Hermione bit her lip, holding back a cry. Why wouldn’t it open? A thought occurred, and she tugged the tall guard up so he was half-standing, supported by her protesting arms. Gasping, she placed the key in his limp hand and pushed it into the door. This time, the silver began to ripple and fade. She thanked god that the Dungeon’s doors didn’t work the same way as those at Gringotts.
She dropped the man, wincing as his head cracked against the doorframe, and stepped over him into the cell. The hidden lights steadily brightened, and Cygnus’s chair came into view. The table and other chair were gone, and the cell felt twice as empty without them.
Cygnus’s face was in shadow, turned away from the door. “No… it can’t be time yet…”
“It’s not,” Hermione said.
He stiffened, and looked at her.
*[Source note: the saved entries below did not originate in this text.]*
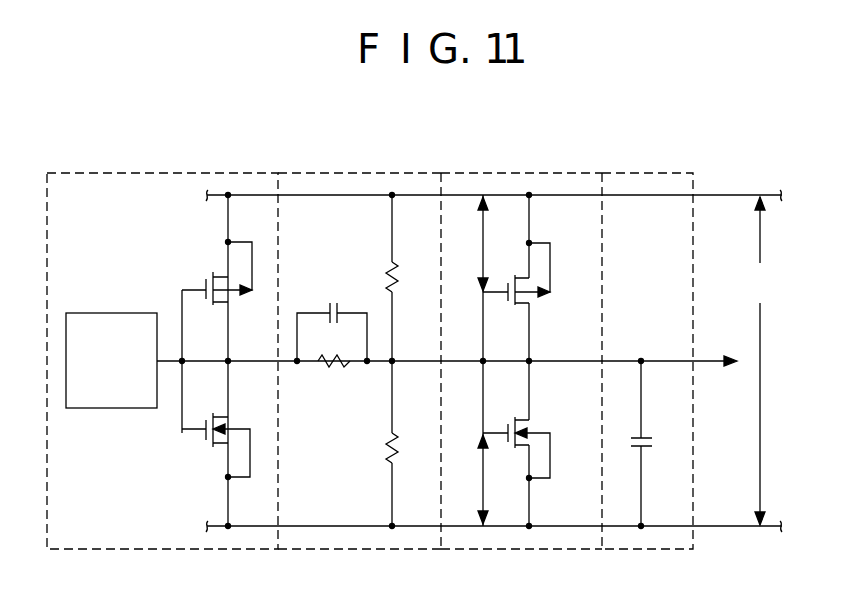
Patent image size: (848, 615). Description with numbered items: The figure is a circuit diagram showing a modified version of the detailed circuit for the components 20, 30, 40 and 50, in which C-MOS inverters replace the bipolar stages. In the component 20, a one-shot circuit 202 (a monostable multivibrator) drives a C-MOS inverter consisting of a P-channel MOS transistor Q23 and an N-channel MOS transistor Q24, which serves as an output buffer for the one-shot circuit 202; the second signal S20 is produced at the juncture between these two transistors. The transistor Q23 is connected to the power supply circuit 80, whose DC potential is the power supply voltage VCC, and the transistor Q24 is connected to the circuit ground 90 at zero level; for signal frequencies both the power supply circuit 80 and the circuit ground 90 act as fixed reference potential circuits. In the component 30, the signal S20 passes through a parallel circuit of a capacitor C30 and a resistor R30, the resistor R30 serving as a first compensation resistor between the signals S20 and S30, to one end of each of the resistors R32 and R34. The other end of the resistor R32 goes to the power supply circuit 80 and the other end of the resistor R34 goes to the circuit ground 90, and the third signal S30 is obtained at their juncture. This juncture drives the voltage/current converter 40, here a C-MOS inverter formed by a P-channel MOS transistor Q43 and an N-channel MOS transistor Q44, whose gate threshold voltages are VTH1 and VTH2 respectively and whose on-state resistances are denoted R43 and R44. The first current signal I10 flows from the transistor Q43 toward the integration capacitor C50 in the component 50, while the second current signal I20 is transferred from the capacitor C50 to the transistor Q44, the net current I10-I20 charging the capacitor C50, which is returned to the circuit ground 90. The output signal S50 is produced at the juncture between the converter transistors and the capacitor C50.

The component 20 is at (165, 180).
The component 30 is at (345, 180).
The voltage/current converter 40 is at (510, 180).
The component 50 is at (665, 158).
The power supply circuit 80 is at (718, 193).
The circuit ground 90 is at (725, 528).
The one-shot circuit 202 is at (108, 313).
The P-channel MOS transistor Q23 is at (207, 276).
The N-channel MOS transistor Q24 is at (203, 440).
The resistor R32 is at (381, 276).
The resistor R34 is at (381, 448).
The first compensation resistor R30 is at (335, 367).
The capacitor C30 is at (331, 307).
The P-channel MOS transistor Q43 is at (555, 258).
The N-channel MOS transistor Q44 is at (550, 470).
The on-state resistance of transistor Q43 R43 is at (579, 270).
The on-state resistance of transistor Q44 R44 is at (579, 453).
The integration capacitor C50 is at (651, 444).
The second signal S20 is at (228, 361).
The third signal S30 is at (392, 361).
The output signal S50 is at (567, 350).
The first current signal I10 is at (565, 348).
The second current signal I20 is at (575, 375).
The current I10/I20 I10-I20 is at (621, 359).
The gate threshold voltage of transistor Q43 VTH1 is at (488, 279).
The gate threshold voltage of transistor Q44 VTH2 is at (485, 443).
The power supply voltage VCC is at (759, 361).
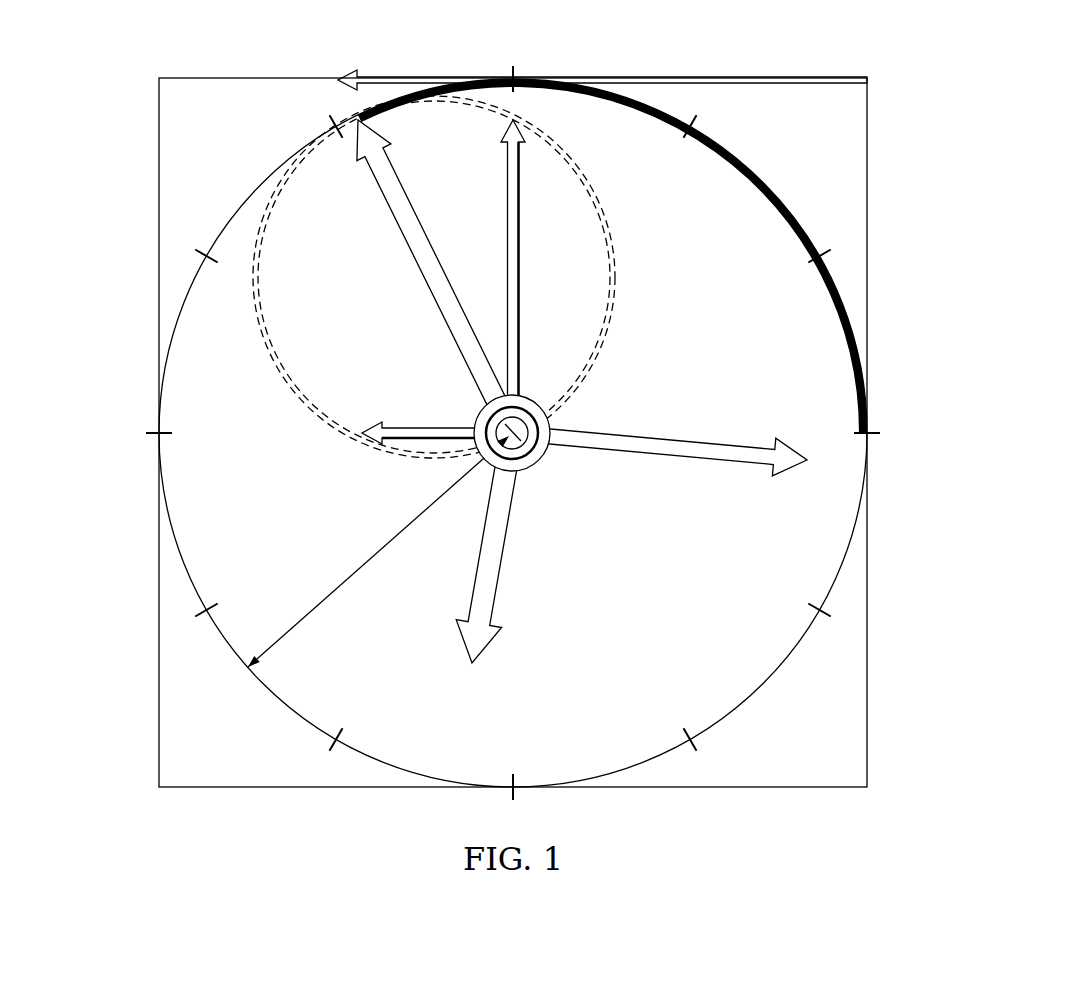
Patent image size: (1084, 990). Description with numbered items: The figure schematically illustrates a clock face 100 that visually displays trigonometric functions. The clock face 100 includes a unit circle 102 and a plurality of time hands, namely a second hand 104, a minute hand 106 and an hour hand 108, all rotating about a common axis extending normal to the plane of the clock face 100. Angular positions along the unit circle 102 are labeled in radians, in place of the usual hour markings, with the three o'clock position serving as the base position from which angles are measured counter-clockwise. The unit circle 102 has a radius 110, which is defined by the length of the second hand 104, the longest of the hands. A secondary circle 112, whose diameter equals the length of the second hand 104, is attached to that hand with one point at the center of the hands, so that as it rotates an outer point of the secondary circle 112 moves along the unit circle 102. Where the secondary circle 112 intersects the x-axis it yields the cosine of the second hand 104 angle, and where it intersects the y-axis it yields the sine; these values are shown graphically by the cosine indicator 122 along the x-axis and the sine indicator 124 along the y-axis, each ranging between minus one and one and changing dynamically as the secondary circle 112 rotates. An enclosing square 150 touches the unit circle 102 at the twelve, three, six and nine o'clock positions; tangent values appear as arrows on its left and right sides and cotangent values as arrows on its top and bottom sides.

The clock face 100 is at (274, 52).
The unit circle 102 is at (178, 540).
The second hand 104 is at (429, 272).
The minute hand 106 is at (666, 438).
The hour hand 108 is at (505, 549).
The radius 110 is at (384, 546).
The secondary circle 112 is at (616, 272).
The cosine indicator 122 is at (430, 426).
The sine indicator 124 is at (520, 300).
The enclosing square 150 is at (158, 152).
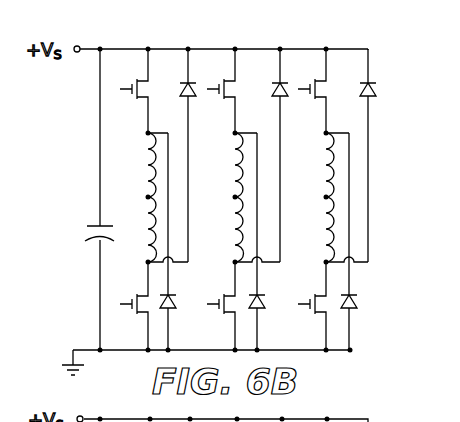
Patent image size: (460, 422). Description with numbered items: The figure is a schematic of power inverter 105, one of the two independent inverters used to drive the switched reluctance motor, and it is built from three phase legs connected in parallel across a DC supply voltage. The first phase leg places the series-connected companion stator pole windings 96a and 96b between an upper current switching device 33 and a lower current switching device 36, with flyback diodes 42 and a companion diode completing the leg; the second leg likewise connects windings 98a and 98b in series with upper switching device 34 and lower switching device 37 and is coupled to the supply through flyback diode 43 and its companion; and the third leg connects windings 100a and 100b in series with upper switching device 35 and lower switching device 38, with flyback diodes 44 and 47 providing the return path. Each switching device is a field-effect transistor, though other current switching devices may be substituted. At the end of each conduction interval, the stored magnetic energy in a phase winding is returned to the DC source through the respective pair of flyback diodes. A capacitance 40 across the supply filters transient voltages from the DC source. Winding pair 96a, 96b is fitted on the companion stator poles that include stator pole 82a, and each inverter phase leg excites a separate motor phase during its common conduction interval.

The upper current switching device 33 is at (140, 108).
The upper current switching device 34 is at (230, 108).
The upper current switching device 35 is at (321, 108).
The lower current switching device 36 is at (140, 314).
The lower current switching device 37 is at (228, 314).
The lower current switching device 38 is at (319, 314).
The capacitance 40 is at (95, 226).
The flyback diode 42 is at (181, 94).
The flyback diode 43 is at (273, 94).
The flyback diode 44 is at (377, 90).
The flyback diode 47 is at (359, 303).
The stator pole winding 96a is at (147, 168).
The stator pole winding 96b is at (148, 236).
The stator pole winding 98a is at (234, 174).
The stator pole winding 98b is at (217, 234).
The stator pole winding 100a is at (334, 180).
The stator pole winding 100b is at (334, 238).
The power inverter 105 is at (388, 142).
The stator pole 82a is at (432, 356).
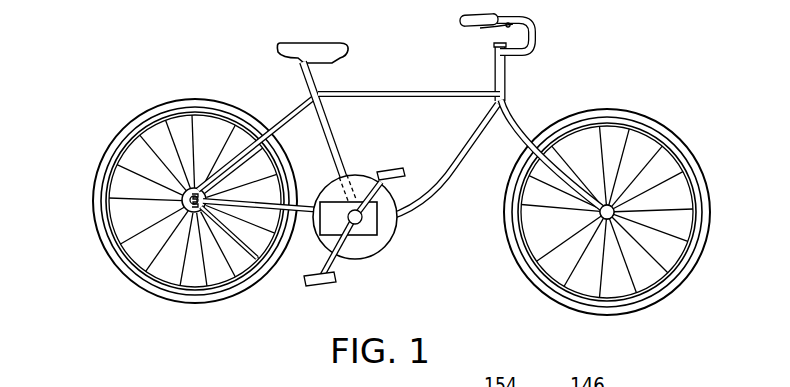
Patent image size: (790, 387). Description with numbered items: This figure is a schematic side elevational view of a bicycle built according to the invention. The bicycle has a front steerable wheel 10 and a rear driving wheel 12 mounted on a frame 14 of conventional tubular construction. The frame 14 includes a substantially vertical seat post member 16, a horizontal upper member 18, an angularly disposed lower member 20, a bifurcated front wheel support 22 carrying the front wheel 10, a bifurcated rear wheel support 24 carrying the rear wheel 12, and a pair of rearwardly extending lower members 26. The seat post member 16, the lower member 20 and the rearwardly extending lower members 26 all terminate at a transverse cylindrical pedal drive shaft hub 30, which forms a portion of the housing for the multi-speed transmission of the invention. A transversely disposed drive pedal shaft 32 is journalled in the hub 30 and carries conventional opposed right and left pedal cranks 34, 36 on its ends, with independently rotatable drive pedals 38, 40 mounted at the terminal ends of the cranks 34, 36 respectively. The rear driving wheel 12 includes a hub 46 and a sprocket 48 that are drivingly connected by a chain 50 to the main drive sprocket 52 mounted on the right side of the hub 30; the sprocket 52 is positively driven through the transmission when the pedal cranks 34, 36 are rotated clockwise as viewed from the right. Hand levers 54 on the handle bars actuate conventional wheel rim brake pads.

The front steerable wheel 10 is at (700, 250).
The rear driving wheel 12 is at (97, 234).
The frame 14 is at (293, 88).
The seat post member 16 is at (331, 100).
The horizontal upper member 18 is at (421, 91).
The angularly disposed lower member 20 is at (454, 168).
The bifurcated front wheel support 22 is at (520, 120).
The bifurcated rear wheel support 24 is at (296, 113).
The rearwardly extending lower members 26 is at (314, 182).
The pedal drive shaft hub 30 is at (320, 242).
The drive pedal shaft 32 is at (382, 222).
The right pedal crank 34 is at (376, 187).
The left pedal crank 36 is at (350, 248).
The drive pedal 38 is at (388, 167).
The drive pedal 40 is at (331, 283).
The hub 46 is at (181, 221).
The sprocket 48 is at (183, 188).
The chain 50 is at (237, 280).
The main drive sprocket 52 is at (393, 237).
The hand levers 54 is at (529, 20).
For a split second, his face was filled with a wild sort of joy, triumph almost, then it was gone. “Hermione?”
“I’ve come to get you out,” she said, walking to him and examining his chains, trying to work out how to break them.
“But it must be the middle of the night.”
“Yes.” She continued to turn over the chains, searching for a lock. “And we need to hurry – I’m surprised an alarm hasn’t gone off yet.”
She glanced at him; his eyes were wide, mouth open – if it had been possible, his face would have drained of blood. Then he smiled. “I see you knocked out the guards.” There was an amused sort of pride in his voice.
“Yes,” Hermione repeated, distracted. “I’m going to have to try something else…diffindo!”
The chains, instead of splitting, actually contracted, tightening about his chest. Hermione scowled; she’d hoped that would be it, not one of the more complex spells she’d looked up that afternoon.
“Discerpo!” It took a mental effort, but the largest chain clinked and broke, falling to the ground. However, a thinner silver one still looped around him. This wouldn’t break at all.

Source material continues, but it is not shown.